As for continuing contact with Rose and her birthparents, I have very ambivalent feelings- especially since I've come to learn that foster care isn't just about helping your foster children, but about supporting their parents as well.  It's complicated and I won't go into details, suffice it to say that her parents have not only developed a lot of trust in us over the past couple of months and thanked us for caring for their daughter, but they've relied on me heavily in caring for their daughter, so much so that the caseworker had to kindly remind them that during this Trial Home Placement it's not my responsibility to care for Rose anymore nor can they rely on me as much as they have been the past couple of months (For example, supplying formula when they run out during a weekend visit or transporting Rose between her mom's house and her dad's house four times a week for transitional visits since they not only live in different households, but in different cities as well). 

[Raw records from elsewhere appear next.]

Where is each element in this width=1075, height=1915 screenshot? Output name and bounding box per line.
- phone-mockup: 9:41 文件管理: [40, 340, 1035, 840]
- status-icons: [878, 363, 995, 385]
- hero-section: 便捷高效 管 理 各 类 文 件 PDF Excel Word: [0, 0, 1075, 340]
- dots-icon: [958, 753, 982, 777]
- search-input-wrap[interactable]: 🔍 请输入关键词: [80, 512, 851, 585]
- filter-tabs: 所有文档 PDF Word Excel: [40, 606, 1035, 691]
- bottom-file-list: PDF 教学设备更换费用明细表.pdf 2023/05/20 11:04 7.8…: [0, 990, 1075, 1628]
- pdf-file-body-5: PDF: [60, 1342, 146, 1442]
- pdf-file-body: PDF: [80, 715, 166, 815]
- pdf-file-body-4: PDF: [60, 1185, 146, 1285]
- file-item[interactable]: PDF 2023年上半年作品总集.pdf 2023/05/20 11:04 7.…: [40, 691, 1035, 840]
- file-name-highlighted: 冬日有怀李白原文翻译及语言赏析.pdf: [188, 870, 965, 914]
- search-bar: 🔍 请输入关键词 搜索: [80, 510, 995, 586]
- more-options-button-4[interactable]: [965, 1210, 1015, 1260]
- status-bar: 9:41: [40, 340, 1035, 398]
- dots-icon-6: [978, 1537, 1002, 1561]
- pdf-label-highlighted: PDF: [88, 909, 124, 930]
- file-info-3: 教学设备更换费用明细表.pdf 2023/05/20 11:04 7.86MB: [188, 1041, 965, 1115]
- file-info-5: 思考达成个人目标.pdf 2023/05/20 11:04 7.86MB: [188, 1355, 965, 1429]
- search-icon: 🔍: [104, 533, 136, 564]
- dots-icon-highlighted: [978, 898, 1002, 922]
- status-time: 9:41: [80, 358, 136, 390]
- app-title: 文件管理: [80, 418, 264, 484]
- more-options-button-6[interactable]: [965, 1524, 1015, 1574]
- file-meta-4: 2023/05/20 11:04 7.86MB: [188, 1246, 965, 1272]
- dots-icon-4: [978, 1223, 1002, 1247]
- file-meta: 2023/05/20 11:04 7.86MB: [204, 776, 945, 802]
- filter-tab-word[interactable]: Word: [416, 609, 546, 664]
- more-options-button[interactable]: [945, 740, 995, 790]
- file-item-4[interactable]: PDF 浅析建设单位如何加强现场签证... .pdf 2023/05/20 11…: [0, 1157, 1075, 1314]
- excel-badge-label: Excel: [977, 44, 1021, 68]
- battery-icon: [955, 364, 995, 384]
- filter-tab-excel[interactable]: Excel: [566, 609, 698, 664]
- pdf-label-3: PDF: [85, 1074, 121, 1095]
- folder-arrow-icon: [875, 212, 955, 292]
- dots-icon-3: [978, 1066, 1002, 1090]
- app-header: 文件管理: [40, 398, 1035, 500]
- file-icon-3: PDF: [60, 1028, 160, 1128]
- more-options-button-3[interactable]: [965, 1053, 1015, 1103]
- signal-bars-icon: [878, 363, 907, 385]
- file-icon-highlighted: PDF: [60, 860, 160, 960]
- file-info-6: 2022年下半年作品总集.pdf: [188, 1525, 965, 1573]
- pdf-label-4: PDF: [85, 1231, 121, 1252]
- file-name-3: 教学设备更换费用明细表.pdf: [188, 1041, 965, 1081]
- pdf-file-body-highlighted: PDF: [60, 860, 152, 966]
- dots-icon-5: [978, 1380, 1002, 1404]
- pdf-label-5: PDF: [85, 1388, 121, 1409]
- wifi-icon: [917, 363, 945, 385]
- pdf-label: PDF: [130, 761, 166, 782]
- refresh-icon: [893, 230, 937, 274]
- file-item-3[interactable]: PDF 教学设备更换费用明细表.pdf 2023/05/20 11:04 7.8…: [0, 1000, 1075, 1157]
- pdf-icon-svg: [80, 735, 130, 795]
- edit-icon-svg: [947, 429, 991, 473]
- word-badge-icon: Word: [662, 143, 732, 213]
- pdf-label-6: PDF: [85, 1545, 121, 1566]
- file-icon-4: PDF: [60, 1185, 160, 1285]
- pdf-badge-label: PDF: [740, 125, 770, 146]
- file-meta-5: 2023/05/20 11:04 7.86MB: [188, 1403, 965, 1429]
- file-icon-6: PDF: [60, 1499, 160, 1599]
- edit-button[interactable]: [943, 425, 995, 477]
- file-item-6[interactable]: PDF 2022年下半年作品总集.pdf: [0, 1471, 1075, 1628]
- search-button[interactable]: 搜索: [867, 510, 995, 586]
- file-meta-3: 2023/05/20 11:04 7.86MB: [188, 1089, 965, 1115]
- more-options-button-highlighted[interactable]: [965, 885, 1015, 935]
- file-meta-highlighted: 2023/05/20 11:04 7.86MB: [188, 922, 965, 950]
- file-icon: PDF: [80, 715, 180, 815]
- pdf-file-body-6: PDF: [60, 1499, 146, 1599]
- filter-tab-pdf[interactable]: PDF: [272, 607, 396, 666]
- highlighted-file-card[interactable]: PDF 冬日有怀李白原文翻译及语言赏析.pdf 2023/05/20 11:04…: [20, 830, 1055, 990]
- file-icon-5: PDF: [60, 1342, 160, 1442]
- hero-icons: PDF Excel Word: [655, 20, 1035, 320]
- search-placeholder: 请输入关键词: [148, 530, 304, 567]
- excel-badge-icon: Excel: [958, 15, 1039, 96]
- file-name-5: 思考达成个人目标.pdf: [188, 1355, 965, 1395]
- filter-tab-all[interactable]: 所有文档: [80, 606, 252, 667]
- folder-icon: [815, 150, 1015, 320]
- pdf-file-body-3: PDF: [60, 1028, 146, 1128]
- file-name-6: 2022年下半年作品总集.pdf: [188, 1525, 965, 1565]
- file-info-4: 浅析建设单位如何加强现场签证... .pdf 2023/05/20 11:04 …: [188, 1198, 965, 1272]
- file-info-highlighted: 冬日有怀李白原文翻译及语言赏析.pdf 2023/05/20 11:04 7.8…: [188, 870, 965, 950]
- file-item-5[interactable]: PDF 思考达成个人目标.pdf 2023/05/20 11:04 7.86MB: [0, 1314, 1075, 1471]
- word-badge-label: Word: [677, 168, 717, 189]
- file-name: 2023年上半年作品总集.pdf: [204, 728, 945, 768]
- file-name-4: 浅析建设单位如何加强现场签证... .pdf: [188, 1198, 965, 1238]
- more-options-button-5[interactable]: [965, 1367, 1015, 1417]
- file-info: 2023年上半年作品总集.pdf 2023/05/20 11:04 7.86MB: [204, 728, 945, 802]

I guess if I had to sum up my biggest challenge with Rose's parents in one word it would be:  boundaries.  They know they can text us in case of an emergency and that we would like to see Rose in say, two or three months, AFTER she has bonded with her parents and recognizes THEM as her primary caregivers, but we don't want Rose to be confused and we know that right now it's her parent's turn and responsibility to care for their daughter, which means in large part, that the best (and yet hardest) thing we can do right now is to let go.  We want them to succeed, but I also have my doubts and worries. 

4 comments:

Marianne N Doug said...

Thank you for sharing your stories. You give me better insight into foster care but also in life in general. Life is about finding that balance every day. I try to remember that each new day. Sending hugs to your family.

Unknown said...

As a fellow foster mom I know first hand the pain and loss that comes when a child that you've learned to love leaves your home. It sounds like you have great boundaries and I hope and pray that things will work out for Rose and her mom. It's great that you can still be a part of her life.

Shine said...

The picture explains so much not only about foster care, but adoption also... and life in general. We've been learning about boundaries and letting go vs. holding on quite a bit recently. I wish I could give you a hug big enough to help fill the emptiness!

Becky said...

As a previous child protection social worker, I so appreciate foster parents who take that extra step to also support children's biological families. It's such a hard thing to do and I so respect you for doing it.